Model Interpretability & Explainability
Feature Importance
Our anomaly detection models are trained primarily on the Transaction Amount feature. While Location is recorded, it is currently used for metadata purposes. The core assumption is that normal transactions follow a specific statistical distribution (Gaussian), and significant deviations from this distribution are flagged as anomalies.
- Amount: The primary driver. Normal range is ~$80-$120. Anomalies are >$500.
- Time: Implicitly used in time-series visualization, but models are currently point-in-time detectors.
Model Logic Explained
Isolation Forest
Isolates observations by randomly selecting a feature and then randomly selecting a split value between the maximum and minimum values of the selected feature.

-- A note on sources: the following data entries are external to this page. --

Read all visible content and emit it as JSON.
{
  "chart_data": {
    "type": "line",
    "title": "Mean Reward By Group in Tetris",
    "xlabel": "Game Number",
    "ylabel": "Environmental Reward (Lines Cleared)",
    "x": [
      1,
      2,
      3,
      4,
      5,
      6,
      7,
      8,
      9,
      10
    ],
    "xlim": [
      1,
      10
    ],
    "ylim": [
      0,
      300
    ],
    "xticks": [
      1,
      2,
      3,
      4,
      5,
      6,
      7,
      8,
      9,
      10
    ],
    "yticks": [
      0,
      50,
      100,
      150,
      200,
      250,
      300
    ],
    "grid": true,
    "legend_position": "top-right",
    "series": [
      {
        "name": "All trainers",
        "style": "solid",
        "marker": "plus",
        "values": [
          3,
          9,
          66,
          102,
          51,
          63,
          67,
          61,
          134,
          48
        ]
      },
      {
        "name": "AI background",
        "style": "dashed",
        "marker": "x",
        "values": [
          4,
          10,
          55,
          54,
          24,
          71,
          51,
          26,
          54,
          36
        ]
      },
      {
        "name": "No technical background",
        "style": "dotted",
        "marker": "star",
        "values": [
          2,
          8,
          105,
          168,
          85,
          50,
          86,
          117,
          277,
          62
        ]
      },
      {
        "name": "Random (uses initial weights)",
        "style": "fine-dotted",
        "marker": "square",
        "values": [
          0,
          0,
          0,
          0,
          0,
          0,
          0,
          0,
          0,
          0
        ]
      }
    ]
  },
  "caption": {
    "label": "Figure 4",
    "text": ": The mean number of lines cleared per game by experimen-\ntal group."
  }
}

Anomalies are susceptible to isolation and will have shorter path lengths in the random trees.
Local Outlier Factor (LOF)
Measures the local deviation of density of a given data point with respect to its neighbors. It is local in that the anomaly score depends on how isolated the object is with respect to the surrounding neighborhood.
One-Class SVM
Learns a decision function for novelty detection: classifying new data as similar or different to the training set. It maps input data into a high-dimensional feature space and iteratively finds the maximal margin hyperplane which best separates the training data from the origin.
Robust Covariance (Elliptic Envelope)
Assumes the data is Gaussian distributed and fits a robust covariance estimate to the data, ignoring outliers. It defines an ellipse around the central data points; anything outside is an anomaly.